Marijuana Mermaid by David-Matthew Barnes {Book tour @lovebookstours}

I would like to begin with a large thanks to Lovebookstours for allowing me to be a part of the tour for this coming of age book written by David Matthew Barnes. Marijuana Mermaid is a YA story focussing around a troubled teen and her attempt at redemption after being forced to move cities and move in with her absent father. It was a great story with intrigue and of course some real life mermaids!


Blurb

An intriguing coming of age tale...


After getting into trouble at her high school in Chicago, seventeen-year-old Leah Cassels moves to a small seaside town in California to live with her father. Leah's efforts to leave her past behind are put to the test by new friends Monica and Sabina, two popular girls who seem to have it all. While secretly dreaming of becoming the new star of an underwater mermaid show at a local theme park, Leah lands a part-time job at the park's snack bar where she meets Ray Junior. As their new friendship begins to grow, Leah comes to the realization that there's more to him than meets the eye. Encouraged by Ray Junior to stand on her own, Leah tries to distance herself from Monica and Sabina, unaware of the consequences for doing so.


My thoughts

I thought this was a fabulous coming of age story, it had enough characters and different storylines to keep me interested. The pace was fast which I liked as it was a quick read but an enjoyable one at the same time, it didn't feel too rushed.


Leah was a young girl who was hiding behind a front of bravado, she had committed a terrible act in Chicago which caused her to be uprooted and shipped off to her fathers in California. This act in itself was a great start to help Leah shed her tough girl exterior and start her own journey of self-discovery. However the resident mean girls had other ideas. The characters of Monica and Sabina were very vibrant, they practically jumped off the page. Monica was the ultimate queen bee that you love to hate, she was an absolutely awful character and had no redeeming qualities for me. Sabine however seemed less terrible, although she could be tough and mean there was a side to her that I really warmed to.


The blurb is a little misleading as Ray Junior doesn't really become a major role until towards the end of the story, however his role is an important one and it helps Leah to decide what she must do to distance herself from the mean girl pack and forge her own path in this new state.
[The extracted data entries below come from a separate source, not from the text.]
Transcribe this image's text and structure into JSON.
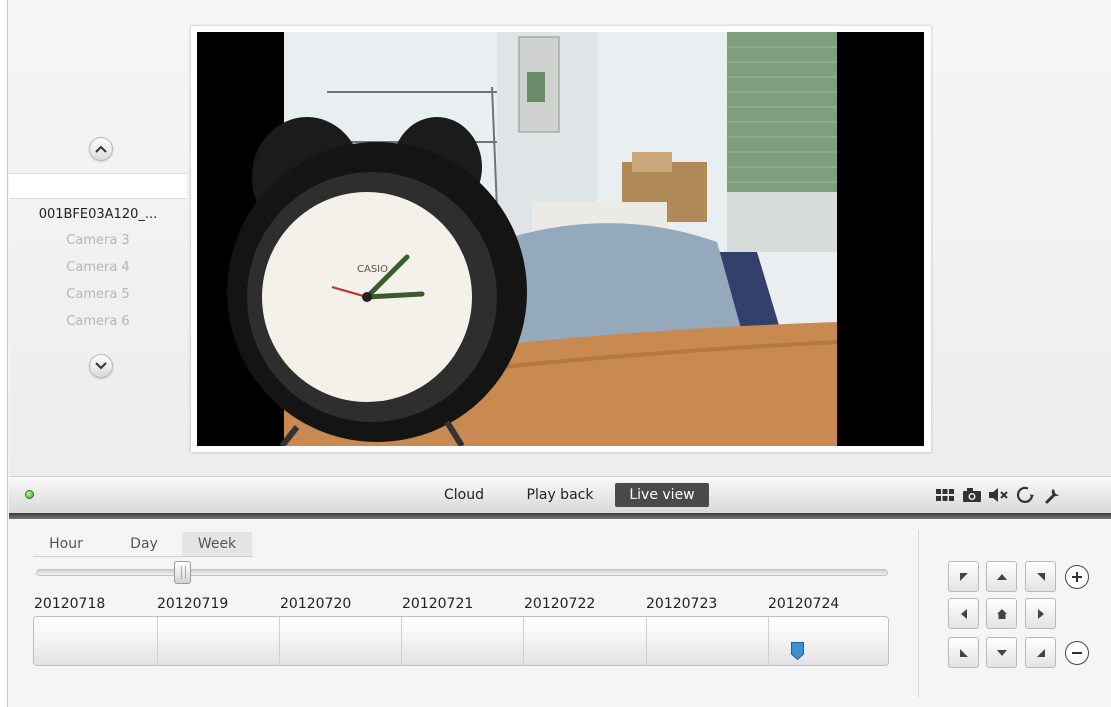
{
  "cameras": {
    "items": [
      {
        "label": "001BFE03A120_..."
      },
      {
        "label": "Camera 3"
      },
      {
        "label": "Camera 4"
      },
      {
        "label": "Camera 5"
      },
      {
        "label": "Camera 6"
      }
    ]
  },
  "toolbar": {
    "tabs": {
      "cloud": "Cloud",
      "playback": "Play back",
      "live": "Live view"
    },
    "icons": [
      "grid-layout-icon",
      "snapshot-camera-icon",
      "mute-icon",
      "refresh-icon",
      "settings-wrench-icon"
    ]
  },
  "timeline": {
    "range_tabs": {
      "hour": "Hour",
      "day": "Day",
      "week": "Week"
    },
    "selected_range": "Week",
    "dates": [
      "20120718",
      "20120719",
      "20120720",
      "20120721",
      "20120722",
      "20120723",
      "20120724"
    ]
  },
  "ptz": {
    "icons": [
      "pan-up-left-icon",
      "pan-up-icon",
      "pan-up-right-icon",
      "zoom-in-icon",
      "pan-left-icon",
      "home-icon",
      "pan-right-icon",
      "pan-down-left-icon",
      "pan-down-icon",
      "pan-down-right-icon",
      "zoom-out-icon"
    ]
  },
  "colors": {
    "live_tab_bg": "#4a4a4a",
    "status_ok": "#3aa51f",
    "marker": "#3f8fd6"
  }
}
I enjoyed the side characters within the story, the tale of Leahs dad and his bookstore, as well as his struggling marriage was a nice addition as it gave another slice of depth to Leah. Tammy, Libby and Jeremy all played their part and helped Leah to navigate her way to redemption. Also lets just talk about the mermaids for one minute! I have to say I would love to see a mermaid show, I have always been intrigued by the notion of it and my all time favourite Disney film will always be 'The Little Mermaid'! I can see why Leah found the job appealing although I have to say I would find the whole having to hold my breath under water a little tricky! I'm with Leah on that one!


The only thing I found a little difficult was that the end seemed a bit too rushed for me, I would have liked to find out a bit more about the finale of Monica's journey. I thought it got dismissed a little too readily, some discussion into her past and it becoming unearthed through a confrontation would have been a fitting end. But other than that I thoroughly enjoyed this book. It is a great story for teens to empower them to stand up for themselves and not follow the pack. It shows that it is possible to carve your own path with your choices and that you really are 'The company you keep'



Author Bio

David-Matthew Barnes is an award-winning author, film critic, playwright, poet, and screenwriter. He writes in multiple genres, primarily young adult, romance, thriller, and horror. He is the bestselling author of twelve novels, five produced screenplays, three collections of poetry, and more than sixty stage plays. He has written about and studied many film genres, with a special focus on film noir and horror movies.